Step (2): the end information spreading sequence generation algorithm generates end information IpId, SrcPort and the like with good autocorrelation based on F (x);

and (3): loading the end information IpId, SrcPort and the like generated in the step (2) into a socket data packet so as to obtain an end information extension sequence { ExtendedSeq 1, ExtendedSeq 2, … …, ExtendedSeqN }, and sending the end information extension sequence to a network environment by using a socket;

and (4): the server side adopts a random forest Model to train and learn a data set formed by end information extension sequences generated by all legal clients to obtain a random forest Model RF-Model;

in the step (4), the server side adopts the random forest Model to train and learn the data set formed by the end information extension sequences generated by the legal clients, the server side needs to generate the data set with the marks according to the gene functions held by the legal clients, and then the data set is input into the random forest Model to be supervised and learned, so that the random forest Model RF-Model is obtained.

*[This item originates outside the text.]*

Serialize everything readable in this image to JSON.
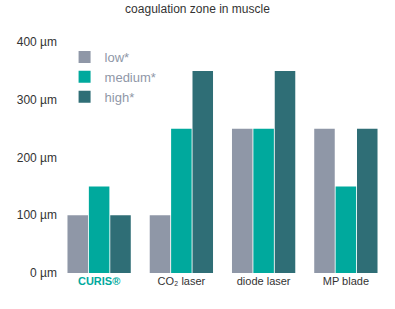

And (5): a server side monitors a terminal information extension sequence { ExtendedSeq 1, ExtendedSeq 2, … … and ExtendedSeqN } sent by a client side in a network environment, extracts terminal information in a data packet and adds the terminal information to a test set;

and (6): inputting the test set obtained in the step (5) into the random forest Model RF-Model obtained in the step (4) for classification;

and (7): analyzing the classification result in the step (6) to obtain a legal client requesting identity authentication and provide personalized service;

in the step (7), the classification result in the step (6) is analyzed, and a legal client with the highest occurrence frequency in the classification result is required to be used as a final identity authentication result.

Claims

1. An identity authentication method based on an end information spreading sequence and a random forest model is characterized by comprising the following steps:

(1) inputting a gene function F (x) by a client;

(2) generating end information Ipid and SrcPort with good autocorrelation by an end information spreading sequence generating algorithm based on F (x);

(3) loading the end information Ipid and SrcPort generated in the step (2) into a socket data packet so as to obtain an end information extension sequence { ExtendedSeq 1, ExtendedSeq 2, … … and ExtendedSeqN }, and sending the end information extension sequence to a network environment by using a socket;

(7) and (6) analyzing the classification result to obtain a legal client requesting identity authentication and providing personalized service.

2. The identity authentication method based on the terminal information extension sequence and the random forest model as claimed in claim 1, wherein the method comprises inputting a genetic function F (x) at a client, wherein F (x) is required to have good autocorrelation, so that good autocorrelation is ensured to be kept between terminal information extension sequences generated by legal users.

3. The identity authentication method based on the terminal information extension sequence and the random forest Model as claimed in claim 1, wherein the method comprises training and learning a data set composed of the terminal information extension sequences generated by the legal clients by using the random forest Model at the server side, generating a data set with labels by the server side according to gene functions held by the legal clients, and inputting the data set into the random forest Model for supervised learning, thereby obtaining the random forest Model RF-Model.